My current stack for a new project:
If I'm starting an LLM application today that needs memory, I start with a CLAUDE.md or AGENTS.md file for project-level knowledge. For user-specific memory, I evaluate Mem0 or LangMem depending on whether I'm in the LangChain ecosystem. If I need temporal reasoning, I look at Zep before building anything custom. I don't add graph memory until I have a concrete query that vector search can't answer.
The principle is always the same: add complexity only when the simpler option is provably failing. Every layer you add is a layer you have to debug, monitor, and maintain.
The pattern
Each step traded one kind of complexity for another:
context stuffing -> RAG (fixed context limits, added infra)
RAG -> fact extraction (cut tokens, added privacy risk)
fact extraction -> files (killed infra, limited scale)
files -> files + DB (brought scale back, brought complexity back)
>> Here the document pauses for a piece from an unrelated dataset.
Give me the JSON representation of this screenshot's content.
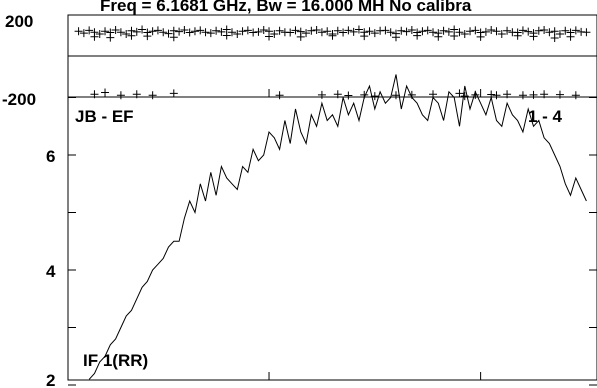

What's next: the line between RAG, memory, and agent state is already blurring. A single memory layer that handles semantic memory (facts), episodic memory (past interactions), procedural memory (learned patterns), and graph memory (entity relationships) through one interface. Mem0 and DeepAgents are heading there.
The hard unsolved problem is multi-agent shared memory. Single-agent memory is largely figured out. A team of agents sharing context without stepping on each other? Nobody's cracked that yet. That's the frontier.
I'll probably need to update this in six months. That's the point.